Het gemeenschappelijk standpunt is bevredigend wat vier van de vijf hoofdpunten van de richtlijn betreft. Precontractuele informatie, contractuele informatie, JKP en herroepingsrecht zijn volledig geharmoniseerd en zorgen voor een hoge graad van bescherming en voorlichting van de consument, en tegelijkertijd voor de voorwaarden voor een echte interne markt voor consumentenkrediet. Het door de Raad ingevoerde standaardformulier met precontractuele informatie verschaft de consument een goede basis om aanbiedingen te vergelijken.

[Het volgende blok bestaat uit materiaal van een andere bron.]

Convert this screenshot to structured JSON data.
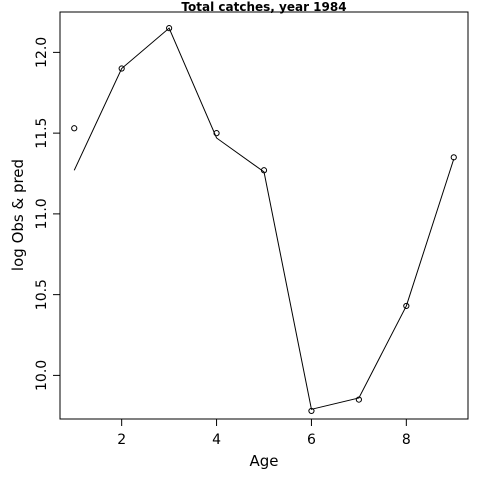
{
  "chart_data": {
    "type": "line",
    "title": "Total catches, year 1984",
    "xlabel": "Age",
    "ylabel": "log Obs & pred",
    "x": [
      1,
      2,
      3,
      4,
      5,
      6,
      7,
      8,
      9
    ],
    "xlim": [
      0.7,
      9.3
    ],
    "ylim": [
      9.73,
      12.25
    ],
    "x_ticks": [
      2,
      4,
      6,
      8
    ],
    "x_tick_labels": [
      "2",
      "4",
      "6",
      "8"
    ],
    "y_ticks": [
      10.0,
      10.5,
      11.0,
      11.5,
      12.0
    ],
    "y_tick_labels": [
      "10.0",
      "10.5",
      "11.0",
      "11.5",
      "12.0"
    ],
    "grid": false,
    "series": [
      {
        "style": "points",
        "marker": "open-circle",
        "values": [
          11.53,
          11.9,
          12.15,
          11.5,
          11.27,
          9.78,
          9.85,
          10.43,
          11.35
        ]
      },
      {
        "style": "line",
        "values": [
          11.27,
          11.9,
          12.15,
          11.47,
          11.26,
          9.79,
          9.86,
          10.43,
          11.34
        ]
      }
    ]
  }
}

De Commissie was voorstander van verdere harmonisatie op het gebied van vervroegde aflossing. De Commissie was tegen de mogelijkheid voor de lidstaten om nationale wetgeving inzake de geldigheid van de sluiting van kredietovereenkomsten te handhaven of in te voeren. Toch is zij van mening dat het door de Raad bereikte compromis steun verdient, rekening houdend met de vooruitgang die op andere hoofdpunten is geboekt en met het gegeven dat het altijd moeilijk is om binnen de Raad overeenstemming te bereiken.